Só as pessoas aborrecidas se aborrecem, diz-se. E eu digo-o também, convencido de que nunca me aborreço. Ou melhor, de que raramente me aborreço. De resto, não sou eu que me aborreço, são os outros que me aborrecem. Isto é: só me aborreço na companhia de alguém aborrecido, incapaz de me interessar pelo que está a dizer. Os tagarelas, os fala-barato, os que não me deixam ir embora, esses é que me aborrecem. Ou seja, se por vezes me aborreço, é porque sou demasiado bem-educado.

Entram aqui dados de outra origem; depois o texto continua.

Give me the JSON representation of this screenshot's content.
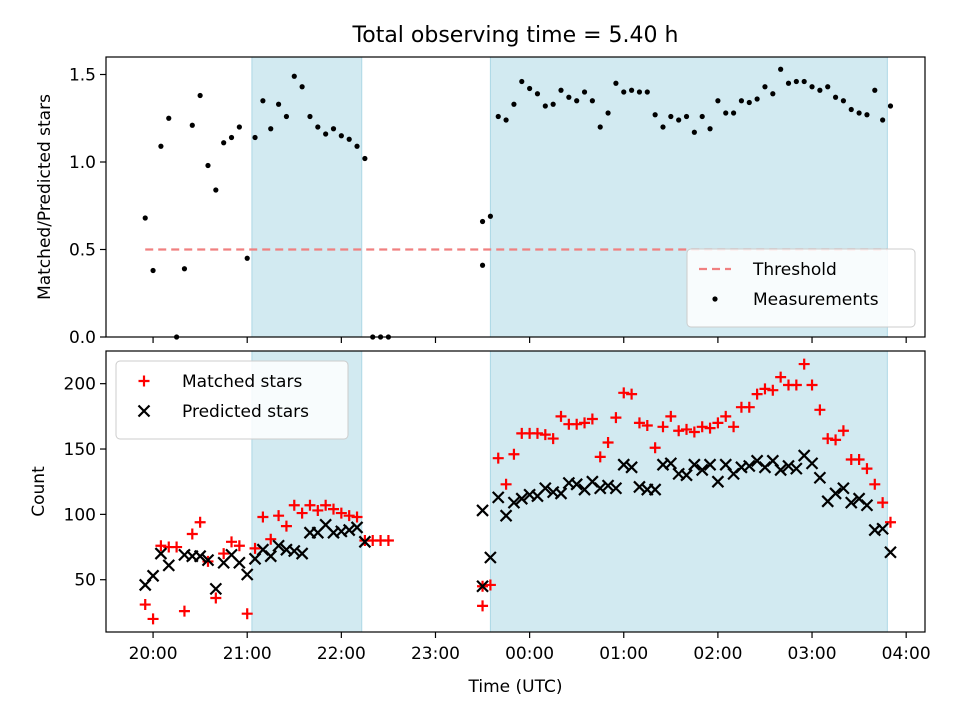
{
  "title": "Total observing time = 5.40 h",
  "colors": {
    "shade": "#add8e6",
    "threshold": "#f08080",
    "matched": "#ff0000",
    "predicted": "#000000",
    "measurement": "#000000"
  },
  "chart_data": [
    {
      "type": "scatter",
      "ylabel": "Matched/Predicted stars",
      "ylim": [
        0,
        1.6
      ],
      "yticks": [
        "0.0",
        "0.5",
        "1.0",
        "1.5"
      ],
      "xlim_hours": [
        19.5,
        28.2
      ],
      "shaded_spans": [
        [
          "21:03",
          "22:13"
        ],
        [
          "23:35",
          "03:48"
        ]
      ],
      "threshold": {
        "name": "Threshold",
        "value": 0.5,
        "x": [
          "19:55",
          "03:48"
        ]
      },
      "legend": {
        "position": "lower-right",
        "entries": [
          "Threshold",
          "Measurements"
        ]
      },
      "series": [
        {
          "name": "Measurements",
          "points": [
            [
              "19:55",
              0.68
            ],
            [
              "20:00",
              0.38
            ],
            [
              "20:05",
              1.09
            ],
            [
              "20:10",
              1.25
            ],
            [
              "20:15",
              0.0
            ],
            [
              "20:20",
              0.39
            ],
            [
              "20:25",
              1.21
            ],
            [
              "20:30",
              1.38
            ],
            [
              "20:35",
              0.98
            ],
            [
              "20:40",
              0.84
            ],
            [
              "20:45",
              1.11
            ],
            [
              "20:50",
              1.14
            ],
            [
              "20:55",
              1.2
            ],
            [
              "21:00",
              0.45
            ],
            [
              "21:05",
              1.14
            ],
            [
              "21:10",
              1.35
            ],
            [
              "21:15",
              1.19
            ],
            [
              "21:20",
              1.33
            ],
            [
              "21:25",
              1.26
            ],
            [
              "21:30",
              1.49
            ],
            [
              "21:35",
              1.43
            ],
            [
              "21:40",
              1.26
            ],
            [
              "21:45",
              1.2
            ],
            [
              "21:50",
              1.16
            ],
            [
              "21:55",
              1.19
            ],
            [
              "22:00",
              1.15
            ],
            [
              "22:05",
              1.13
            ],
            [
              "22:10",
              1.09
            ],
            [
              "22:15",
              1.02
            ],
            [
              "22:20",
              0.0
            ],
            [
              "22:25",
              0.0
            ],
            [
              "22:30",
              0.0
            ],
            [
              "23:30",
              0.66
            ],
            [
              "23:30",
              0.41
            ],
            [
              "23:35",
              0.69
            ],
            [
              "23:40",
              1.26
            ],
            [
              "23:45",
              1.24
            ],
            [
              "23:50",
              1.33
            ],
            [
              "23:55",
              1.46
            ],
            [
              "00:00",
              1.42
            ],
            [
              "00:05",
              1.39
            ],
            [
              "00:10",
              1.32
            ],
            [
              "00:15",
              1.33
            ],
            [
              "00:20",
              1.41
            ],
            [
              "00:25",
              1.37
            ],
            [
              "00:30",
              1.35
            ],
            [
              "00:35",
              1.4
            ],
            [
              "00:40",
              1.35
            ],
            [
              "00:45",
              1.2
            ],
            [
              "00:50",
              1.28
            ],
            [
              "00:55",
              1.45
            ],
            [
              "01:00",
              1.4
            ],
            [
              "01:05",
              1.41
            ],
            [
              "01:10",
              1.4
            ],
            [
              "01:15",
              1.4
            ],
            [
              "01:20",
              1.27
            ],
            [
              "01:25",
              1.2
            ],
            [
              "01:30",
              1.26
            ],
            [
              "01:35",
              1.24
            ],
            [
              "01:40",
              1.26
            ],
            [
              "01:45",
              1.17
            ],
            [
              "01:50",
              1.26
            ],
            [
              "01:55",
              1.19
            ],
            [
              "02:00",
              1.35
            ],
            [
              "02:05",
              1.28
            ],
            [
              "02:10",
              1.28
            ],
            [
              "02:15",
              1.35
            ],
            [
              "02:20",
              1.34
            ],
            [
              "02:25",
              1.36
            ],
            [
              "02:30",
              1.43
            ],
            [
              "02:35",
              1.39
            ],
            [
              "02:40",
              1.53
            ],
            [
              "02:45",
              1.45
            ],
            [
              "02:50",
              1.46
            ],
            [
              "02:55",
              1.46
            ],
            [
              "03:00",
              1.43
            ],
            [
              "03:05",
              1.41
            ],
            [
              "03:10",
              1.43
            ],
            [
              "03:15",
              1.37
            ],
            [
              "03:20",
              1.35
            ],
            [
              "03:25",
              1.3
            ],
            [
              "03:30",
              1.28
            ],
            [
              "03:35",
              1.27
            ],
            [
              "03:40",
              1.41
            ],
            [
              "03:45",
              1.24
            ],
            [
              "03:50",
              1.32
            ]
          ]
        }
      ]
    },
    {
      "type": "scatter",
      "ylabel": "Count",
      "xlabel": "Time (UTC)",
      "ylim": [
        10,
        225
      ],
      "yticks": [
        "50",
        "100",
        "150",
        "200"
      ],
      "xlim_hours": [
        19.5,
        28.2
      ],
      "xticks": [
        "20:00",
        "21:00",
        "22:00",
        "23:00",
        "00:00",
        "01:00",
        "02:00",
        "03:00",
        "04:00"
      ],
      "shaded_spans": [
        [
          "21:03",
          "22:13"
        ],
        [
          "23:35",
          "03:48"
        ]
      ],
      "legend": {
        "position": "upper-left",
        "entries": [
          "Matched stars",
          "Predicted stars"
        ]
      },
      "series": [
        {
          "name": "Matched stars",
          "marker": "+",
          "points": [
            [
              "19:55",
              31
            ],
            [
              "20:00",
              20
            ],
            [
              "20:05",
              76
            ],
            [
              "20:10",
              75
            ],
            [
              "20:15",
              75
            ],
            [
              "20:20",
              26
            ],
            [
              "20:25",
              85
            ],
            [
              "20:30",
              94
            ],
            [
              "20:35",
              64
            ],
            [
              "20:40",
              36
            ],
            [
              "20:45",
              70
            ],
            [
              "20:50",
              79
            ],
            [
              "20:55",
              76
            ],
            [
              "21:00",
              24
            ],
            [
              "21:05",
              74
            ],
            [
              "21:10",
              98
            ],
            [
              "21:15",
              81
            ],
            [
              "21:20",
              99
            ],
            [
              "21:25",
              91
            ],
            [
              "21:30",
              107
            ],
            [
              "21:35",
              101
            ],
            [
              "21:40",
              107
            ],
            [
              "21:45",
              103
            ],
            [
              "21:50",
              107
            ],
            [
              "21:55",
              104
            ],
            [
              "22:00",
              101
            ],
            [
              "22:05",
              99
            ],
            [
              "22:10",
              98
            ],
            [
              "22:15",
              80
            ],
            [
              "22:20",
              80
            ],
            [
              "22:25",
              80
            ],
            [
              "22:30",
              80
            ],
            [
              "23:30",
              30
            ],
            [
              "23:30",
              45
            ],
            [
              "23:35",
              46
            ],
            [
              "23:40",
              143
            ],
            [
              "23:45",
              123
            ],
            [
              "23:50",
              146
            ],
            [
              "23:55",
              162
            ],
            [
              "00:00",
              162
            ],
            [
              "00:05",
              162
            ],
            [
              "00:10",
              161
            ],
            [
              "00:15",
              158
            ],
            [
              "00:20",
              175
            ],
            [
              "00:25",
              169
            ],
            [
              "00:30",
              169
            ],
            [
              "00:35",
              170
            ],
            [
              "00:40",
              173
            ],
            [
              "00:45",
              144
            ],
            [
              "00:50",
              155
            ],
            [
              "00:55",
              174
            ],
            [
              "01:00",
              193
            ],
            [
              "01:05",
              192
            ],
            [
              "01:10",
              170
            ],
            [
              "01:15",
              168
            ],
            [
              "01:20",
              151
            ],
            [
              "01:25",
              167
            ],
            [
              "01:30",
              175
            ],
            [
              "01:35",
              164
            ],
            [
              "01:40",
              165
            ],
            [
              "01:45",
              163
            ],
            [
              "01:50",
              167
            ],
            [
              "01:55",
              166
            ],
            [
              "02:00",
              170
            ],
            [
              "02:05",
              175
            ],
            [
              "02:10",
              167
            ],
            [
              "02:15",
              182
            ],
            [
              "02:20",
              182
            ],
            [
              "02:25",
              192
            ],
            [
              "02:30",
              196
            ],
            [
              "02:35",
              195
            ],
            [
              "02:40",
              205
            ],
            [
              "02:45",
              199
            ],
            [
              "02:50",
              199
            ],
            [
              "02:55",
              215
            ],
            [
              "03:00",
              199
            ],
            [
              "03:05",
              180
            ],
            [
              "03:10",
              158
            ],
            [
              "03:15",
              157
            ],
            [
              "03:20",
              164
            ],
            [
              "03:25",
              142
            ],
            [
              "03:30",
              142
            ],
            [
              "03:35",
              135
            ],
            [
              "03:40",
              123
            ],
            [
              "03:45",
              109
            ],
            [
              "03:50",
              94
            ]
          ]
        },
        {
          "name": "Predicted stars",
          "marker": "x",
          "points": [
            [
              "19:55",
              46
            ],
            [
              "20:00",
              53
            ],
            [
              "20:05",
              70
            ],
            [
              "20:10",
              61
            ],
            [
              "20:20",
              69
            ],
            [
              "20:25",
              68
            ],
            [
              "20:30",
              68
            ],
            [
              "20:35",
              65
            ],
            [
              "20:40",
              43
            ],
            [
              "20:45",
              63
            ],
            [
              "20:50",
              69
            ],
            [
              "20:55",
              63
            ],
            [
              "21:00",
              54
            ],
            [
              "21:05",
              66
            ],
            [
              "21:10",
              73
            ],
            [
              "21:15",
              68
            ],
            [
              "21:20",
              76
            ],
            [
              "21:25",
              73
            ],
            [
              "21:30",
              72
            ],
            [
              "21:35",
              70
            ],
            [
              "21:40",
              86
            ],
            [
              "21:45",
              86
            ],
            [
              "21:50",
              92
            ],
            [
              "21:55",
              86
            ],
            [
              "22:00",
              87
            ],
            [
              "22:05",
              88
            ],
            [
              "22:10",
              90
            ],
            [
              "22:15",
              79
            ],
            [
              "23:30",
              103
            ],
            [
              "23:30",
              45
            ],
            [
              "23:35",
              67
            ],
            [
              "23:40",
              113
            ],
            [
              "23:45",
              99
            ],
            [
              "23:50",
              109
            ],
            [
              "23:55",
              112
            ],
            [
              "00:00",
              115
            ],
            [
              "00:05",
              114
            ],
            [
              "00:10",
              120
            ],
            [
              "00:15",
              117
            ],
            [
              "00:20",
              116
            ],
            [
              "00:25",
              124
            ],
            [
              "00:30",
              123
            ],
            [
              "00:35",
              119
            ],
            [
              "00:40",
              125
            ],
            [
              "00:45",
              120
            ],
            [
              "00:50",
              122
            ],
            [
              "00:55",
              120
            ],
            [
              "01:00",
              138
            ],
            [
              "01:05",
              136
            ],
            [
              "01:10",
              121
            ],
            [
              "01:15",
              119
            ],
            [
              "01:20",
              119
            ],
            [
              "01:25",
              138
            ],
            [
              "01:30",
              139
            ],
            [
              "01:35",
              131
            ],
            [
              "01:40",
              130
            ],
            [
              "01:45",
              138
            ],
            [
              "01:50",
              134
            ],
            [
              "01:55",
              138
            ],
            [
              "02:00",
              125
            ],
            [
              "02:05",
              138
            ],
            [
              "02:10",
              131
            ],
            [
              "02:15",
              136
            ],
            [
              "02:20",
              137
            ],
            [
              "02:25",
              141
            ],
            [
              "02:30",
              136
            ],
            [
              "02:35",
              141
            ],
            [
              "02:40",
              134
            ],
            [
              "02:45",
              137
            ],
            [
              "02:50",
              135
            ],
            [
              "02:55",
              145
            ],
            [
              "03:00",
              139
            ],
            [
              "03:05",
              128
            ],
            [
              "03:10",
              110
            ],
            [
              "03:15",
              116
            ],
            [
              "03:20",
              120
            ],
            [
              "03:25",
              109
            ],
            [
              "03:30",
              112
            ],
            [
              "03:35",
              107
            ],
            [
              "03:40",
              88
            ],
            [
              "03:45",
              89
            ],
            [
              "03:50",
              71
            ]
          ]
        }
      ]
    }
  ]
}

Em O Prazer do Texto, Roland Barthes afirma que o aborrecimento não é simples. Na verdade, a frase completa diz: “Não há nada a fazer, o aborrecimento não é simples”. Não há nada a fazer! Aqui está: as pessoas aborrecem-se geralmente quando não há nada a fazer, quando não há nada para fazer. Mas há sempre algo a fazer. Pensar, por exemplo. Ou imaginar, que é outra forma, mais livre, mais solta, de pensar. As pessoas inteligentes, imaginativas, não se aborrecem com facilidade. “E então Baudelaire?”
, perguntarão. Sim, parece que Baudelaire se aborrecia por vezes, ele que não pode ser acusado de falta de inteligência, ou de imaginação. É por isso, digo eu, que Barthes tem razão: esta questão do aborrecimento tem muito que se lhe diga. Embora eu tenha a maior dificuldade em o conceber, talvez ele tenha razão quando assegura: “O aborrecimento não está longe da fruição: é a fruição vista das margens do prazer”.
A frase é bonita, sedutora e parece certeira, sem dúvida, mas que quer ele realmente dizer com isto? Confesso a minha confusão. Contudo, apetece glosá-lo e escrever: A morte não está longe da vida: é a vida vista das margens do Letes.